O recreio escolar, sendo um contexto caracterizado por uma grande liberdade ao nível da selecção das práticas e dos relacionamentos, no qual é bastante visível a segregação de género e as actividades genderizadas, também se tem revelado um terreno bastante útil para o estudo da construção do género (e.g. Thorne, 1993) e, especificamente, da construção das masculinidades (e.g. Renold, 1997). Emma Renold (1997), numa investigação etnográfica bastante interessante, explorou a forma como as crianças utilizam estes jogos e actividades de recreio na construção e negociação das suas identidades de género, analisando o relacionamento entre as masculinidades dominantes e as marginalizadas, assim como as consequências para as raparigas que conseguiam ter acesso a posicionamentos masculinos e para os rapazes que não conseguiam legitimar o acesso a essas posições. Das suas observações sobressaiu o jogo de futebol como o jogo que era posicionado no topo da hierarquia do recreio e onde a masculinidade hegemónica era encontrada, quer em termos de relacionamento quer de domínio do espaço. Em concordância com as conclusões de Bramham (2003), ser capaz de jogar futebol apresentava-se, desse modo, como a condição sine qua non para a afirmação de uma identidade masculina. O futebol surgiu assim como a prática colectiva onde o poder dos rapazes era legitimado pela exclusão activa das raparigas que aceitavam, com naturalidade, essa exclusão. Contudo, neste estudo, alguns dos rapazes mais competentes e que aparentavam uma grande auto-confiança permitiam, por vezes, a inclusão de raparigas no jogo. Esta inclusão era geralmente interpretada como uma questão de romance. O

posicionamento dos rapazes que apresentavam menores competências motoras e que preferiam não jogar futebol era frequentemente apelidado de feminino, pelos outros rapazes.

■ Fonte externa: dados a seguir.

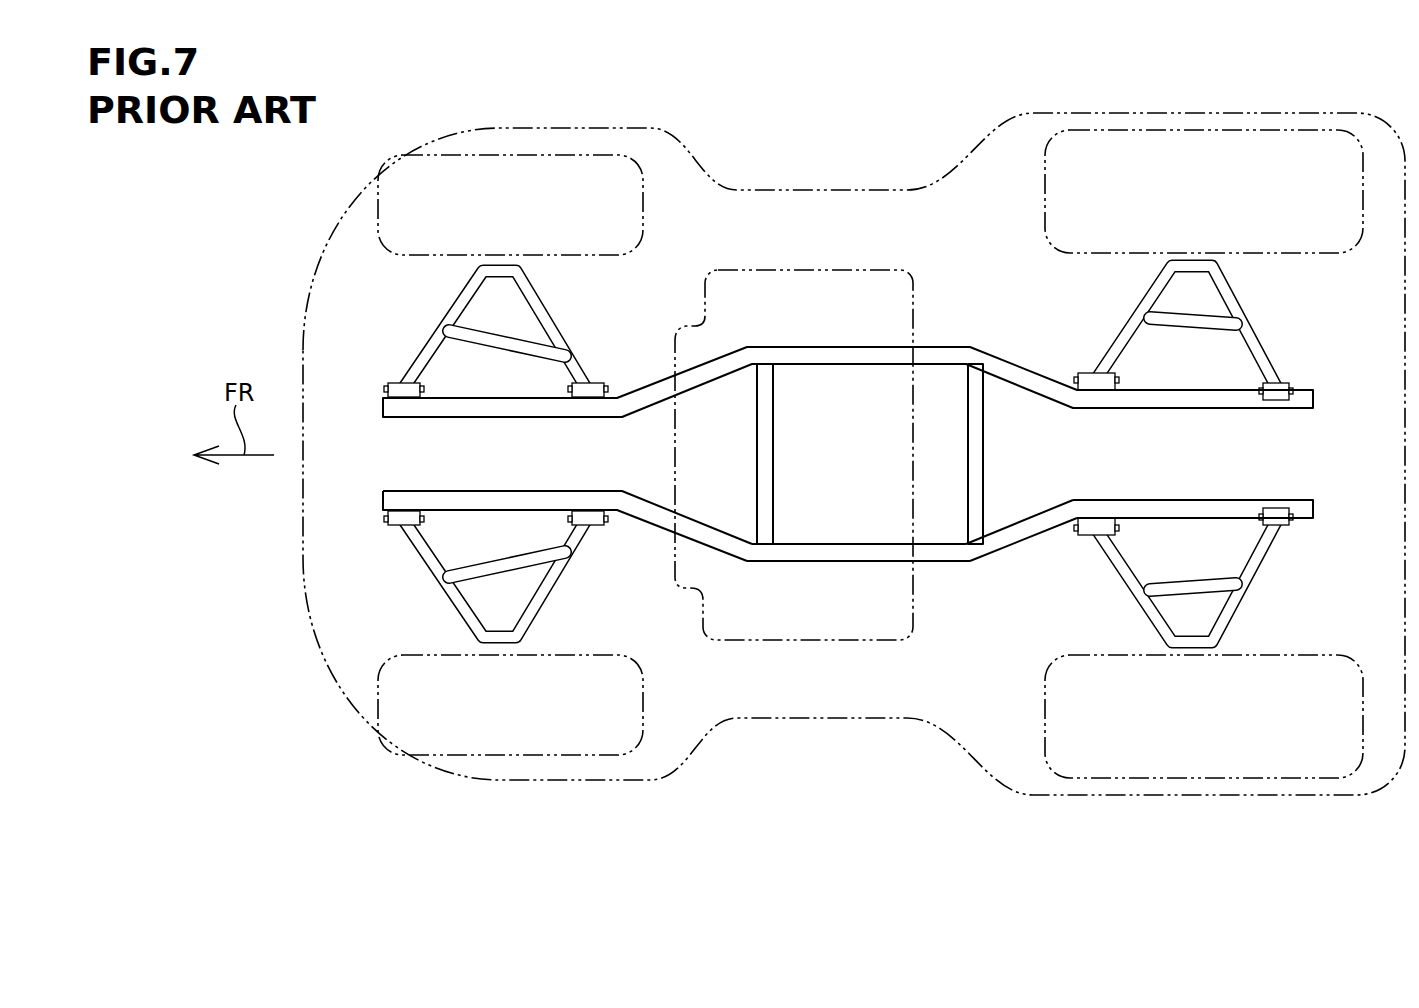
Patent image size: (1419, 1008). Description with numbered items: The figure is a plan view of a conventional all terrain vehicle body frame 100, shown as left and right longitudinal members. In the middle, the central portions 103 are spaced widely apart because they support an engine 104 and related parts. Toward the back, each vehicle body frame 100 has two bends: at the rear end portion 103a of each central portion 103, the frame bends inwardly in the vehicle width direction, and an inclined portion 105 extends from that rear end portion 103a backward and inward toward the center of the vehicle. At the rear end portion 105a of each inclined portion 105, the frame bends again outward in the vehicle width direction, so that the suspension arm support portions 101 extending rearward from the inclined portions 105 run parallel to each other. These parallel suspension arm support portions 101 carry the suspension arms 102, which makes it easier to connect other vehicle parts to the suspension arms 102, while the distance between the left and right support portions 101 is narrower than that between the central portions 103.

Se se quer, realmente, intervir de forma a que a Educação Física seja uma mais valia para as experiências escolares das crianças, tanto ao nível das competências motoras como a nível social e relacional, tem que se dar mais importância às questões de género e às suas sinergias com outros factores como sejam a classe social, a raça ou a aptidão física, procurando compreender como cada indivíduo interpreta e responde a essas mesmas experiências.